Les gens de mer (huile sur toile, 2000).
Né à Beyrouth en 1927, de parents arméniens, Sarkis Artinian – pas encore Shart – montre, très jeune, des dispositions pour le dessin. À 15 ans, il est apprenti dessinateur au service géographique des FFL. À 20 ans, il part pour l’Italie et passe par Paris, où il fait la connaissance de Carzou, fréquente les ateliers de la capitale française et entame des recherches effrénées sur l’abstraction. Durant quelques années, ce passionné de dessin nourrira son talent de voyages et de visites de musées à travers l’Europe, où il décrochera même, en 1951, un prix de dessin en Scandinavie. Ce sera le premier des 17 prix internationaux qu’il glanera au cours de sa carrière.
Laquelle débute véritablement, en 1952, par une première exposition à Beyrouth, avant de décoller internationalement très rapidement après son installation à Paris où, naturalisé français, il vécut jusqu’à la fin de ses jours.

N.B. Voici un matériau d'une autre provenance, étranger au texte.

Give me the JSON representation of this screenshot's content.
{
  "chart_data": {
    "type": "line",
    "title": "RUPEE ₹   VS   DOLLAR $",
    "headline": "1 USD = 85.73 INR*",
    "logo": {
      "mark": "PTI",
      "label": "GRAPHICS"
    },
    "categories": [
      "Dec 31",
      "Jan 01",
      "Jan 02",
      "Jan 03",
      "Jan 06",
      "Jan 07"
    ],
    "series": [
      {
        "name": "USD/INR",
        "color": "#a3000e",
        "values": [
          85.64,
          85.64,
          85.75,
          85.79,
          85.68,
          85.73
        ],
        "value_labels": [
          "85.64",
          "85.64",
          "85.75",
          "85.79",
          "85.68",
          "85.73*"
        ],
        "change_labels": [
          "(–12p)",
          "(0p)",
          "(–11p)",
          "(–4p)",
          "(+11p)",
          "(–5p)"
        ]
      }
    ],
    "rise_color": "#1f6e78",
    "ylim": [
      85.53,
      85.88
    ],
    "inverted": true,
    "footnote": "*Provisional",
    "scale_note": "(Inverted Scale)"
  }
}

Soixante ans plus tard, c’est à Beyrouth, dont il gardait la nostalgie malgré des années passées en France – et où devait se tenir son ultime exposition programmée à quelques jours d’intervalle de son décès en janvier 2011 –, que ses fils ont voulu lui rendre un hommage à travers l’exposition d’une trentaine de ses œuvres de ses différentes périodes.

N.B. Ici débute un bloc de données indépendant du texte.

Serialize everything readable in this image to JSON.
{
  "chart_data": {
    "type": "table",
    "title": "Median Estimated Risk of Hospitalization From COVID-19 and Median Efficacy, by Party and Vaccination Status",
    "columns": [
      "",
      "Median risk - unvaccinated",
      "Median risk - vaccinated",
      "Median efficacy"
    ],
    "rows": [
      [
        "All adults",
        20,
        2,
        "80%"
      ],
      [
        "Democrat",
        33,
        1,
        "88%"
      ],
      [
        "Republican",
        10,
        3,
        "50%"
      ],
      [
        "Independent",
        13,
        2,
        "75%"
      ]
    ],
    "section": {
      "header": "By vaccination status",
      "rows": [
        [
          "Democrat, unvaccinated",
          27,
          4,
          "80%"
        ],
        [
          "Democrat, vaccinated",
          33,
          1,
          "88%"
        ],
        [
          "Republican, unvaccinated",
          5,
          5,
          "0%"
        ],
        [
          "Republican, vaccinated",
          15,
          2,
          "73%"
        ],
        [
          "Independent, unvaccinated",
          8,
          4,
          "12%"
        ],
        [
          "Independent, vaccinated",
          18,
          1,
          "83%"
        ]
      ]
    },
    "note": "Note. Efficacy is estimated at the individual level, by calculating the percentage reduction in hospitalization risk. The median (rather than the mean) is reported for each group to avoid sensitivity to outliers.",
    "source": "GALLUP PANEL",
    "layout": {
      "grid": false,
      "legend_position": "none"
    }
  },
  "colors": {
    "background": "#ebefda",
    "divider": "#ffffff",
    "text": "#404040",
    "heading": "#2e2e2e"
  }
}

Un très bel accrochage, à but non commercial, auquel ont participé 17 collectionneurs en prêtant, gracieusement, leurs toiles jusqu’au 10 mars, à la galerie Hamazkayin*.

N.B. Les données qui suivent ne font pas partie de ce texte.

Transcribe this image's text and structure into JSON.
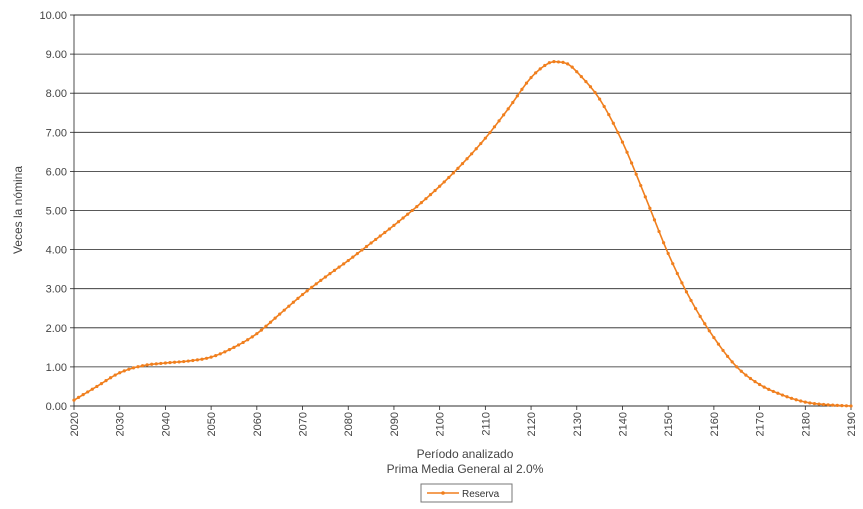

Laquelle déploie sur ses cimaises essentiellement des œuvres à l’huile, mais aussi quelques aquarelles, lithos et encres de Chine de ce peintre de la douceur des sentiments.
Car il se dégage de toutes les toiles exposées un expressionnisme tendre, un humanisme feutré qui, du portrait de la jeune Arménienne au regard triste baptisé Fille à la Colombe (daté de 1955 et la plus ancienne pièce de cette sélection) à la lumineuse scène de marché au poisson intitulée Gens de la mer, évoque la vie des gens d’un pinceau trempé dans une souriante sollicitude.
Un pinceau à la technique sans faille, traçant avec fermeté, vigueur et amplitude des lignes simples encerclant une palette chromatique d’une grande harmonie.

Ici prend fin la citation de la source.